I have only a few more days in my Lenten Journey for this year.  What I have discovered so far is that nothing I gave up, that has been  in practice for years, was easy-peasy to do so.  I had found myself stymied a few times by links that I could not click.  Then it was things I could not google.  The pings of my Blackberry and the conversation notifications I couldn't entertain.  I know that along the way I lapsed but instead of calling it a day, I started over.  I considered it a process.  One that taught me a few things.  I might reveal those a little later but not just yet.

It's no secret that I'm pretty anti-technology.  I still remember, all too well, the "2003 Blackout"  Suddenly, my world, the center of the Canadian universe (Toronto) was stopped cold in its normally hectic tracks.  The power went out and so did all the technology.  A person couldn't even cross the street without scrambling to get out of the way of errant traffic.  Wow!  Talk about an eye opener.  Sure it only lasted for a few days but having to reinvent an urban life without aid of any modern convenience was enough for me to vow to never get caught unprepared.

Earth Hour happened tonight.  I'm still a little skeptical about its purpose but my children are at that fantastic age where they believe changes can really be made.  It's infectious and couldn't resist coming up with a fun way to celebrate it.  A huge bowl of popcorn and board games by candle light.  Though I've been struck down with another school house cootie and couldn't sit at the table to play with the guys.  I enjoyed them and an article on the Obama's Health Care reforms, the erosion of religious freedoms and the undermining of the constitution of the United States.   The article had a lot of legal-ease and required me to re-read some paragraphs.  Squinting in the dim light and watching the silhouettes of my boys. A pause in the play brought on a round of shadow puppets.  Giggles and silly jokes.  I loved it!

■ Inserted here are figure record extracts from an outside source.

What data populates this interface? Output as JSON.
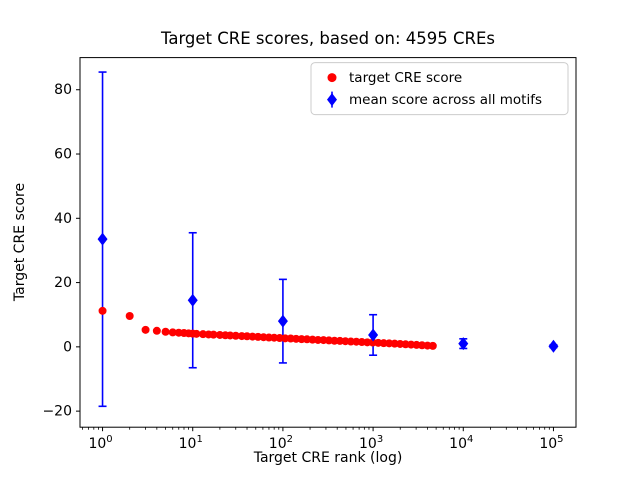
{
  "chart_data": {
    "type": "scatter",
    "title": "Target CRE scores, based on: 4595 CREs",
    "xlabel": "Target CRE rank (log)",
    "ylabel": "Target CRE score",
    "x_scale": "log",
    "xlim_log": [
      -0.25,
      5.25
    ],
    "ylim": [
      -25,
      90
    ],
    "y_ticks": [
      -20,
      0,
      20,
      40,
      60,
      80
    ],
    "x_tick_exponents": [
      0,
      1,
      2,
      3,
      4,
      5
    ],
    "grid": false,
    "colors": {
      "target": "#ff0000",
      "mean": "#0000ff",
      "legend_border": "#cccccc"
    },
    "legend": {
      "position": "upper right",
      "entries": [
        {
          "label": "target CRE score",
          "marker": "circle",
          "color": "#ff0000"
        },
        {
          "label": "mean score across all motifs",
          "marker": "diamond",
          "color": "#0000ff"
        }
      ]
    },
    "series": [
      {
        "name": "target CRE score",
        "type": "scatter",
        "marker": "circle",
        "color": "#ff0000",
        "points": [
          [
            1,
            11.2
          ],
          [
            2,
            9.6
          ],
          [
            3,
            5.3
          ],
          [
            4,
            5.0
          ],
          [
            5,
            4.7
          ],
          [
            6,
            4.5
          ],
          [
            7,
            4.4
          ],
          [
            8,
            4.3
          ],
          [
            9,
            4.2
          ],
          [
            10,
            4.1
          ],
          [
            11,
            4.05
          ],
          [
            13,
            3.95
          ],
          [
            15,
            3.85
          ],
          [
            17,
            3.8
          ],
          [
            20,
            3.7
          ],
          [
            23,
            3.6
          ],
          [
            26,
            3.55
          ],
          [
            30,
            3.45
          ],
          [
            35,
            3.35
          ],
          [
            40,
            3.3
          ],
          [
            46,
            3.2
          ],
          [
            53,
            3.1
          ],
          [
            61,
            3.0
          ],
          [
            70,
            2.9
          ],
          [
            80,
            2.85
          ],
          [
            92,
            2.75
          ],
          [
            106,
            2.65
          ],
          [
            122,
            2.6
          ],
          [
            140,
            2.5
          ],
          [
            161,
            2.4
          ],
          [
            185,
            2.35
          ],
          [
            213,
            2.25
          ],
          [
            245,
            2.15
          ],
          [
            282,
            2.1
          ],
          [
            324,
            2.0
          ],
          [
            373,
            1.9
          ],
          [
            429,
            1.85
          ],
          [
            493,
            1.75
          ],
          [
            567,
            1.65
          ],
          [
            652,
            1.6
          ],
          [
            750,
            1.5
          ],
          [
            862,
            1.4
          ],
          [
            991,
            1.35
          ],
          [
            1140,
            1.25
          ],
          [
            1311,
            1.15
          ],
          [
            1508,
            1.1
          ],
          [
            1734,
            1.0
          ],
          [
            1994,
            0.9
          ],
          [
            2293,
            0.8
          ],
          [
            2637,
            0.7
          ],
          [
            3033,
            0.6
          ],
          [
            3488,
            0.5
          ],
          [
            4011,
            0.4
          ],
          [
            4595,
            0.3
          ]
        ]
      },
      {
        "name": "mean score across all motifs",
        "type": "errorbar",
        "marker": "diamond",
        "color": "#0000ff",
        "x": [
          1,
          10,
          100,
          1000,
          10000,
          100000
        ],
        "mean": [
          33.5,
          14.5,
          8.0,
          3.7,
          1.0,
          0.2
        ],
        "err": [
          52.0,
          21.0,
          13.0,
          6.3,
          1.5,
          0.4
        ]
      }
    ]
  }
}
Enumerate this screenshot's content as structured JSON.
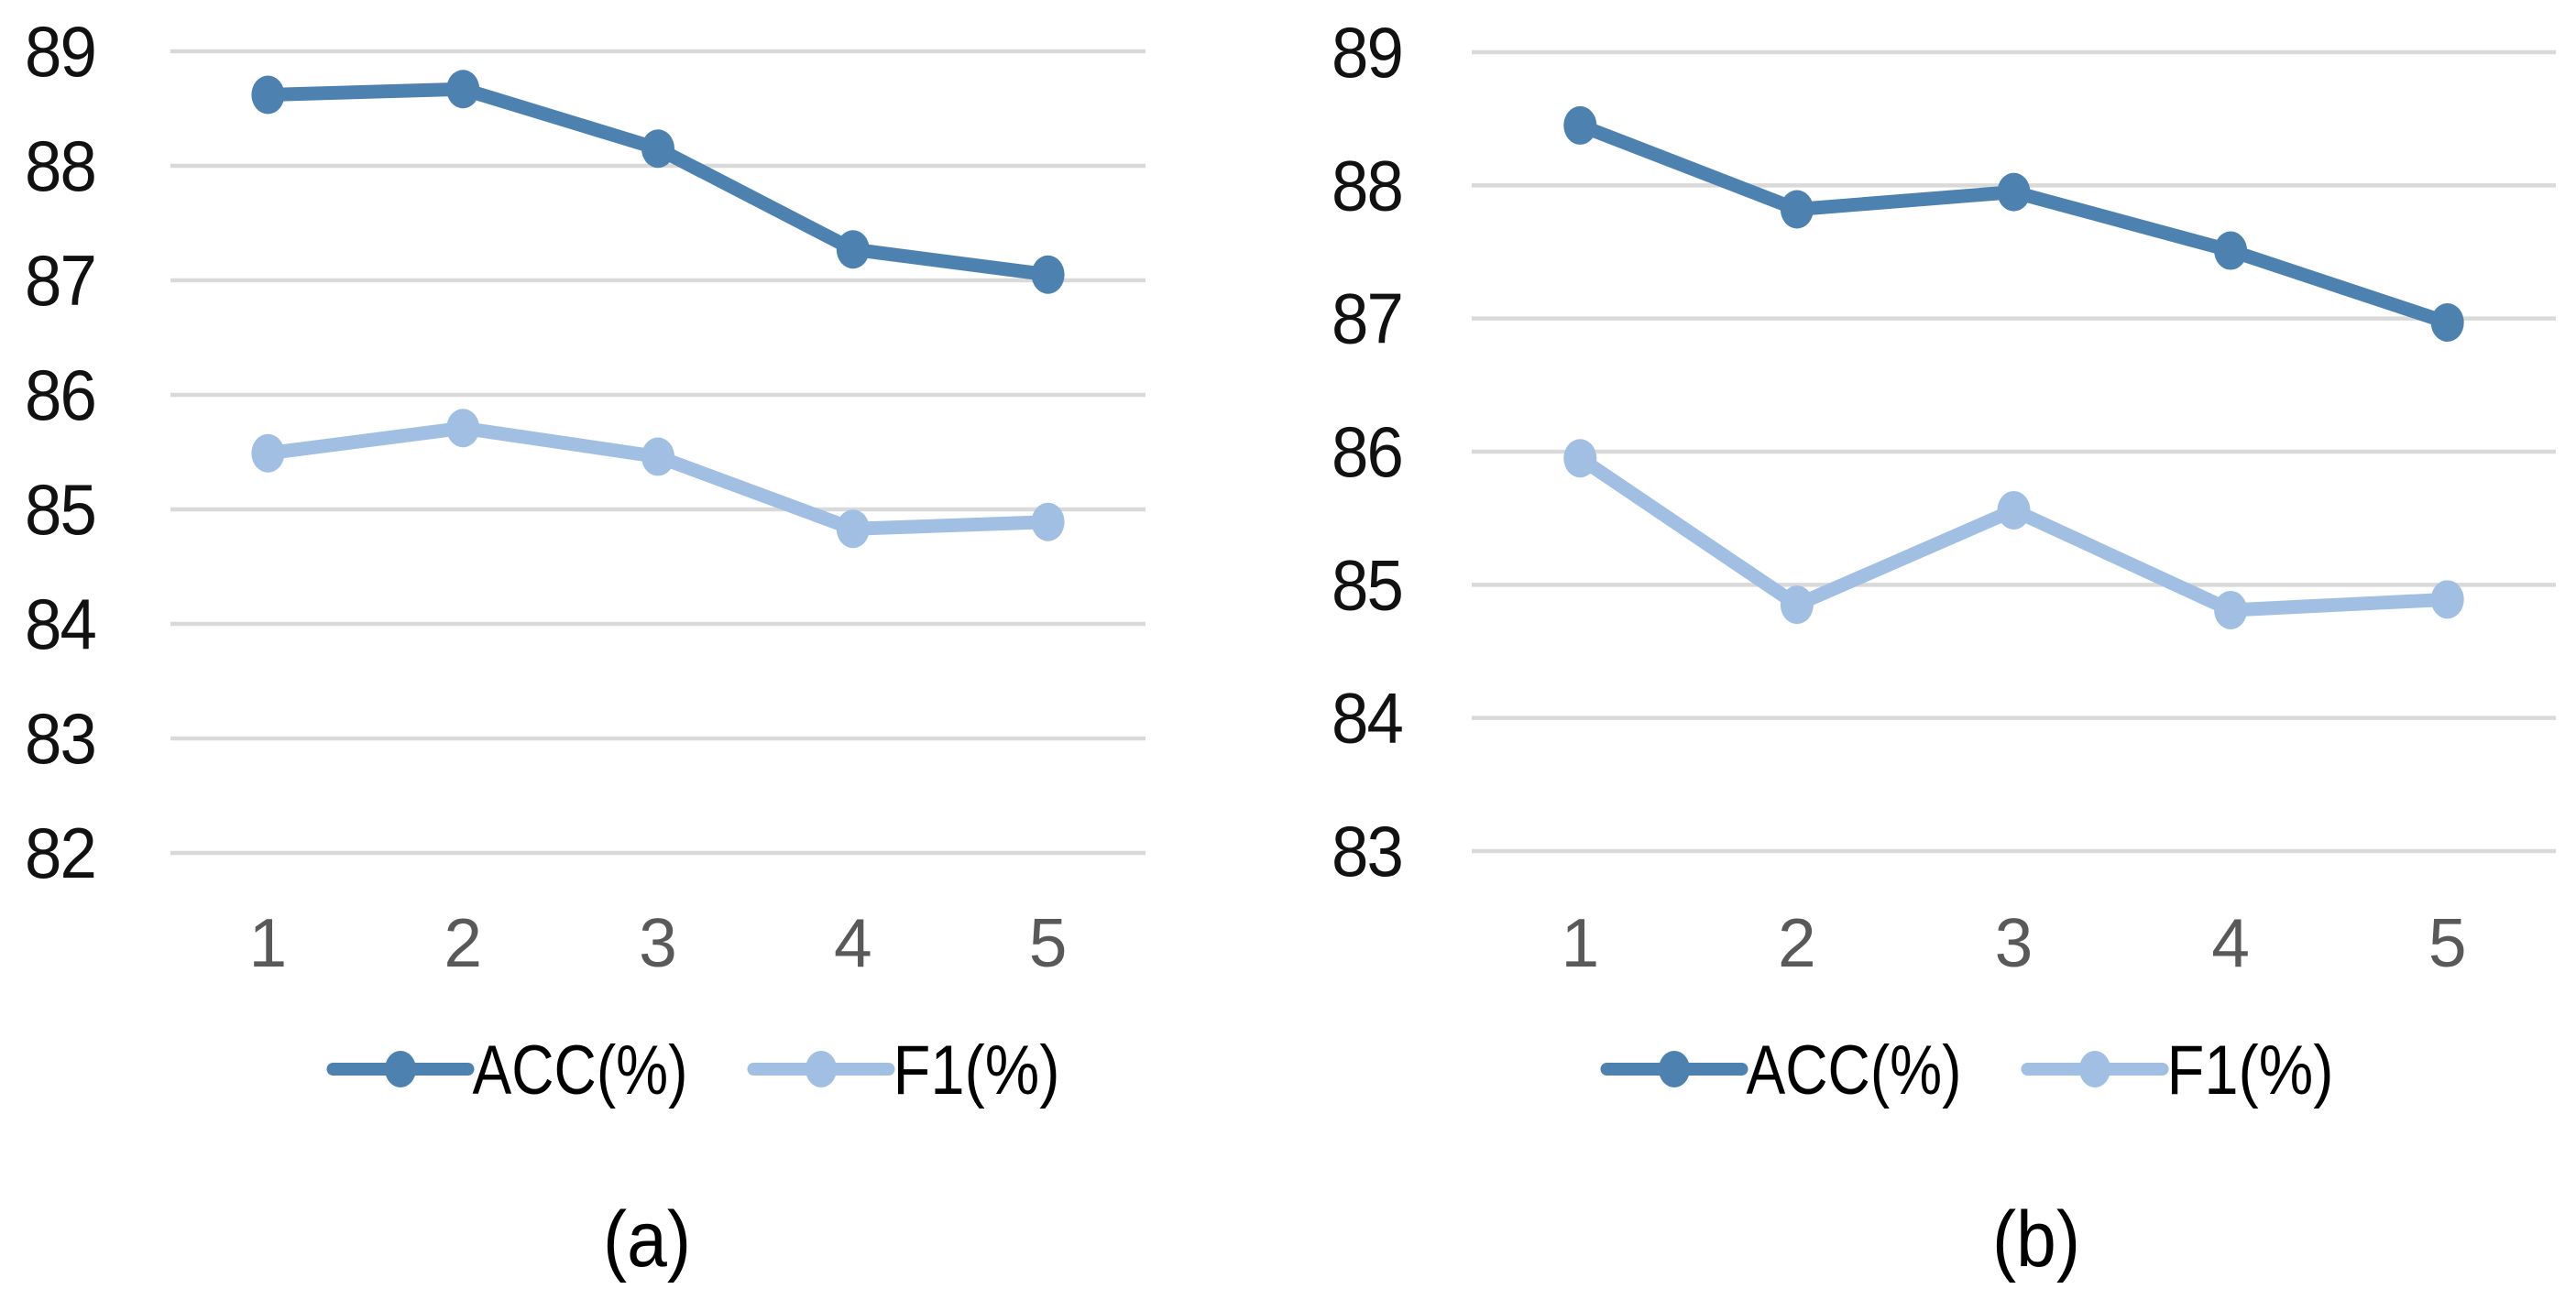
{
  "figure": {
    "background": "#ffffff"
  },
  "colors": {
    "acc_series": "#4D81B0",
    "f1_series": "#A0BFE2",
    "gridline": "#D9D9D9",
    "y_tick_label": "#111111",
    "x_tick_label": "#595959",
    "legend_text": "#000000",
    "caption_text": "#000000"
  },
  "chart_data": [
    {
      "id": "a",
      "type": "line",
      "caption": "(a)",
      "grid": "horizontal",
      "legend_position": "bottom",
      "categories": [
        "1",
        "2",
        "3",
        "4",
        "5"
      ],
      "y_axis": {
        "min": 82,
        "max": 89,
        "tick_step": 1,
        "tick_labels": [
          "89",
          "88",
          "87",
          "86",
          "85",
          "84",
          "83",
          "82"
        ]
      },
      "series": [
        {
          "name": "ACC(%)",
          "color_key": "acc_series",
          "values": [
            88.62,
            88.67,
            88.15,
            87.27,
            87.05
          ]
        },
        {
          "name": "F1(%)",
          "color_key": "f1_series",
          "values": [
            85.49,
            85.71,
            85.46,
            84.83,
            84.89
          ]
        }
      ]
    },
    {
      "id": "b",
      "type": "line",
      "caption": "(b)",
      "grid": "horizontal",
      "legend_position": "bottom",
      "categories": [
        "1",
        "2",
        "3",
        "4",
        "5"
      ],
      "y_axis": {
        "min": 83,
        "max": 89,
        "tick_step": 1,
        "tick_labels": [
          "89",
          "88",
          "87",
          "86",
          "85",
          "84",
          "83"
        ]
      },
      "series": [
        {
          "name": "ACC(%)",
          "color_key": "acc_series",
          "values": [
            88.45,
            87.82,
            87.95,
            87.51,
            86.97
          ]
        },
        {
          "name": "F1(%)",
          "color_key": "f1_series",
          "values": [
            85.95,
            84.85,
            85.56,
            84.81,
            84.89
          ]
        }
      ]
    }
  ]
}
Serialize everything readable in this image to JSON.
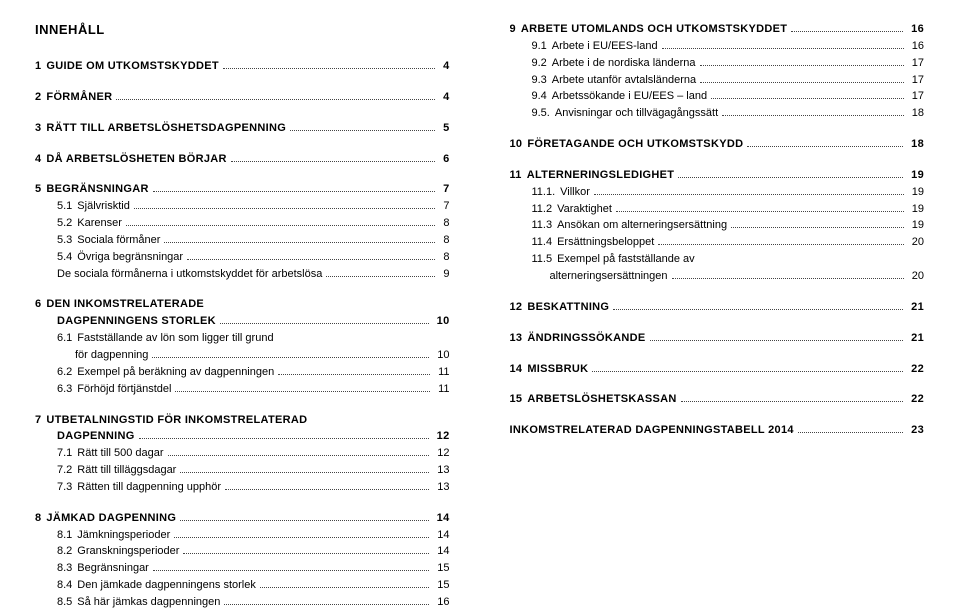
{
  "title": "INNEHÅLL",
  "title_fontsize": 13,
  "font_family": "Arial",
  "text_color": "#000000",
  "bg_color": "#ffffff",
  "dot_color": "#444444",
  "left": [
    {
      "type": "row",
      "bold": true,
      "num": "1",
      "label": "GUIDE OM UTKOMSTSKYDDET",
      "page": "4"
    },
    {
      "type": "spacer"
    },
    {
      "type": "row",
      "bold": true,
      "num": "2",
      "label": "FÖRMÅNER",
      "page": "4"
    },
    {
      "type": "spacer"
    },
    {
      "type": "row",
      "bold": true,
      "num": "3",
      "label": "RÄTT TILL ARBETSLÖSHETSDAGPENNING",
      "page": "5"
    },
    {
      "type": "spacer"
    },
    {
      "type": "row",
      "bold": true,
      "num": "4",
      "label": "DÅ ARBETSLÖSHETEN BÖRJAR",
      "page": "6"
    },
    {
      "type": "spacer"
    },
    {
      "type": "row",
      "bold": true,
      "num": "5",
      "label": "BEGRÄNSNINGAR",
      "page": "7"
    },
    {
      "type": "row",
      "indent": 1,
      "num": "5.1",
      "label": "Självrisktid",
      "page": "7"
    },
    {
      "type": "row",
      "indent": 1,
      "num": "5.2",
      "label": "Karenser",
      "page": "8"
    },
    {
      "type": "row",
      "indent": 1,
      "num": "5.3",
      "label": "Sociala förmåner",
      "page": "8"
    },
    {
      "type": "row",
      "indent": 1,
      "num": "5.4",
      "label": "Övriga begränsningar",
      "page": "8"
    },
    {
      "type": "row",
      "indent": 1,
      "num": "",
      "label": "De sociala förmånerna i utkomstskyddet för arbetslösa",
      "page": "9"
    },
    {
      "type": "spacer"
    },
    {
      "type": "row",
      "bold": true,
      "num": "6",
      "label": "DEN INKOMSTRELATERADE",
      "page": ""
    },
    {
      "type": "row",
      "bold": true,
      "indent": 1,
      "num": "",
      "label": "DAGPENNINGENS STORLEK",
      "page": "10"
    },
    {
      "type": "row",
      "indent": 1,
      "num": "6.1",
      "label": "Fastställande av lön som ligger till grund",
      "page": ""
    },
    {
      "type": "row",
      "indent": 2,
      "num": "",
      "label": "för dagpenning",
      "page": "10"
    },
    {
      "type": "row",
      "indent": 1,
      "num": "6.2",
      "label": "Exempel på beräkning av dagpenningen",
      "page": "11"
    },
    {
      "type": "row",
      "indent": 1,
      "num": "6.3",
      "label": "Förhöjd förtjänstdel",
      "page": "11"
    },
    {
      "type": "spacer"
    },
    {
      "type": "row",
      "bold": true,
      "num": "7",
      "label": "UTBETALNINGSTID FÖR INKOMSTRELATERAD",
      "page": ""
    },
    {
      "type": "row",
      "bold": true,
      "indent": 1,
      "num": "",
      "label": "DAGPENNING",
      "page": "12"
    },
    {
      "type": "row",
      "indent": 1,
      "num": "7.1",
      "label": "Rätt till 500 dagar",
      "page": "12"
    },
    {
      "type": "row",
      "indent": 1,
      "num": "7.2",
      "label": "Rätt till tilläggsdagar",
      "page": "13"
    },
    {
      "type": "row",
      "indent": 1,
      "num": "7.3",
      "label": "Rätten till dagpenning upphör",
      "page": "13"
    },
    {
      "type": "spacer"
    },
    {
      "type": "row",
      "bold": true,
      "num": "8",
      "label": "JÄMKAD DAGPENNING",
      "page": "14"
    },
    {
      "type": "row",
      "indent": 1,
      "num": "8.1",
      "label": "Jämkningsperioder",
      "page": "14"
    },
    {
      "type": "row",
      "indent": 1,
      "num": "8.2",
      "label": "Granskningsperioder",
      "page": "14"
    },
    {
      "type": "row",
      "indent": 1,
      "num": "8.3",
      "label": "Begränsningar",
      "page": "15"
    },
    {
      "type": "row",
      "indent": 1,
      "num": "8.4",
      "label": "Den jämkade dagpenningens storlek",
      "page": "15"
    },
    {
      "type": "row",
      "indent": 1,
      "num": "8.5",
      "label": "Så här jämkas dagpenningen",
      "page": "16"
    }
  ],
  "right": [
    {
      "type": "row",
      "bold": true,
      "num": "9",
      "label": "ARBETE UTOMLANDS OCH UTKOMSTSKYDDET",
      "page": "16"
    },
    {
      "type": "row",
      "indent": 1,
      "num": "9.1",
      "label": "Arbete i EU/EES-land",
      "page": "16"
    },
    {
      "type": "row",
      "indent": 1,
      "num": "9.2",
      "label": "Arbete i de nordiska länderna",
      "page": "17"
    },
    {
      "type": "row",
      "indent": 1,
      "num": "9.3",
      "label": "Arbete utanför avtalsländerna",
      "page": "17"
    },
    {
      "type": "row",
      "indent": 1,
      "num": "9.4",
      "label": "Arbetssökande i EU/EES – land",
      "page": "17"
    },
    {
      "type": "row",
      "indent": 1,
      "num": "9.5.",
      "label": "Anvisningar och tillvägagångssätt",
      "page": "18"
    },
    {
      "type": "spacer"
    },
    {
      "type": "row",
      "bold": true,
      "num": "10",
      "label": "FÖRETAGANDE OCH UTKOMSTSKYDD",
      "page": "18"
    },
    {
      "type": "spacer"
    },
    {
      "type": "row",
      "bold": true,
      "num": "11",
      "label": "ALTERNERINGSLEDIGHET",
      "page": "19"
    },
    {
      "type": "row",
      "indent": 1,
      "num": "11.1.",
      "label": "Villkor",
      "page": "19"
    },
    {
      "type": "row",
      "indent": 1,
      "num": "11.2",
      "label": "Varaktighet",
      "page": "19"
    },
    {
      "type": "row",
      "indent": 1,
      "num": "11.3",
      "label": "Ansökan om alterneringsersättning",
      "page": "19"
    },
    {
      "type": "row",
      "indent": 1,
      "num": "11.4",
      "label": "Ersättningsbeloppet",
      "page": "20"
    },
    {
      "type": "row",
      "indent": 1,
      "num": "11.5",
      "label": "Exempel på fastställande av",
      "page": ""
    },
    {
      "type": "row",
      "indent": 2,
      "num": "",
      "label": "alterneringsersättningen",
      "page": "20"
    },
    {
      "type": "spacer"
    },
    {
      "type": "row",
      "bold": true,
      "num": "12",
      "label": "BESKATTNING",
      "page": "21"
    },
    {
      "type": "spacer"
    },
    {
      "type": "row",
      "bold": true,
      "num": "13",
      "label": "ÄNDRINGSSÖKANDE",
      "page": "21"
    },
    {
      "type": "spacer"
    },
    {
      "type": "row",
      "bold": true,
      "num": "14",
      "label": "MISSBRUK",
      "page": "22"
    },
    {
      "type": "spacer"
    },
    {
      "type": "row",
      "bold": true,
      "num": "15",
      "label": "ARBETSLÖSHETSKASSAN",
      "page": "22"
    },
    {
      "type": "spacer"
    },
    {
      "type": "row",
      "bold": true,
      "num": "",
      "label": "INKOMSTRELATERAD DAGPENNINGSTABELL 2014",
      "page": "23"
    }
  ]
}
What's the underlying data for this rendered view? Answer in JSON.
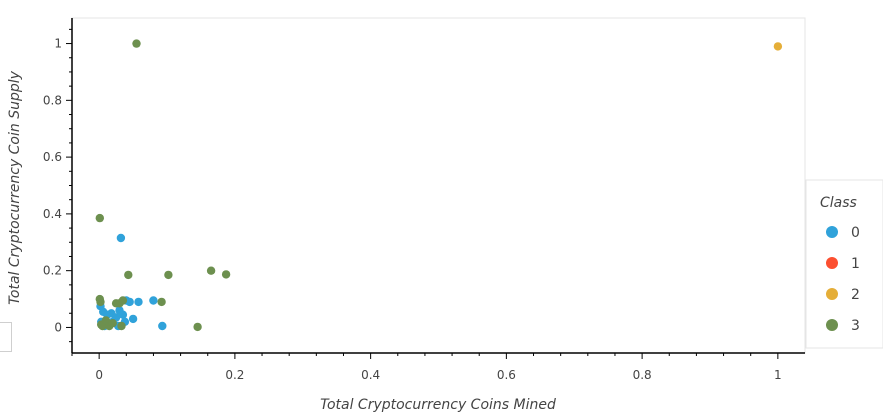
{
  "chart_data": {
    "type": "scatter",
    "xlabel": "Total Cryptocurrency Coins Mined",
    "ylabel": "Total Cryptocurrency Coin Supply",
    "xlim": [
      -0.04,
      1.04
    ],
    "ylim": [
      -0.09,
      1.09
    ],
    "x_ticks": [
      "0",
      "0.2",
      "0.4",
      "0.6",
      "0.8",
      "1"
    ],
    "y_ticks": [
      "0",
      "0.2",
      "0.4",
      "0.6",
      "0.8",
      "1"
    ],
    "grid": false,
    "legend_position": "right",
    "legend_title": "Class",
    "series": [
      {
        "name": "0",
        "color": "#30a2da",
        "points": [
          [
            0.002,
            0.075
          ],
          [
            0.006,
            0.055
          ],
          [
            0.012,
            0.045
          ],
          [
            0.018,
            0.05
          ],
          [
            0.025,
            0.035
          ],
          [
            0.03,
            0.06
          ],
          [
            0.035,
            0.045
          ],
          [
            0.04,
            0.095
          ],
          [
            0.045,
            0.09
          ],
          [
            0.05,
            0.03
          ],
          [
            0.058,
            0.09
          ],
          [
            0.08,
            0.095
          ],
          [
            0.093,
            0.005
          ],
          [
            0.032,
            0.315
          ],
          [
            0.008,
            0.005
          ],
          [
            0.015,
            0.01
          ],
          [
            0.02,
            0.02
          ],
          [
            0.028,
            0.005
          ],
          [
            0.003,
            0.02
          ],
          [
            0.038,
            0.02
          ]
        ]
      },
      {
        "name": "1",
        "color": "#fc4f30",
        "points": []
      },
      {
        "name": "2",
        "color": "#e5ae38",
        "points": [
          [
            1.0,
            0.99
          ]
        ]
      },
      {
        "name": "3",
        "color": "#6d904f",
        "points": [
          [
            0.055,
            1.0
          ],
          [
            0.001,
            0.385
          ],
          [
            0.001,
            0.1
          ],
          [
            0.002,
            0.09
          ],
          [
            0.003,
            0.01
          ],
          [
            0.005,
            0.005
          ],
          [
            0.01,
            0.025
          ],
          [
            0.015,
            0.005
          ],
          [
            0.02,
            0.015
          ],
          [
            0.025,
            0.085
          ],
          [
            0.03,
            0.085
          ],
          [
            0.035,
            0.095
          ],
          [
            0.033,
            0.005
          ],
          [
            0.043,
            0.185
          ],
          [
            0.092,
            0.09
          ],
          [
            0.102,
            0.185
          ],
          [
            0.145,
            0.002
          ],
          [
            0.165,
            0.2
          ],
          [
            0.187,
            0.187
          ]
        ]
      }
    ]
  }
}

In the last few minutes before technically we were allowed to turn the lights and gizmos back on we snuggled on the couch and chatted.  Talked about what we liked best about the last hour.  What we thought it meant.  What we'd like to do next time.  We liked our time in the dark so much that the rest of the bedtime routine was done by candle light.  A definite success.

Now the rest of my night is spent in a quiet peace.  Matching the kids socks and sipping tea.  Sometimes the best things in life are just right under a person's nose.  Sometimes you have to give up the things that tie you down so that you can soar.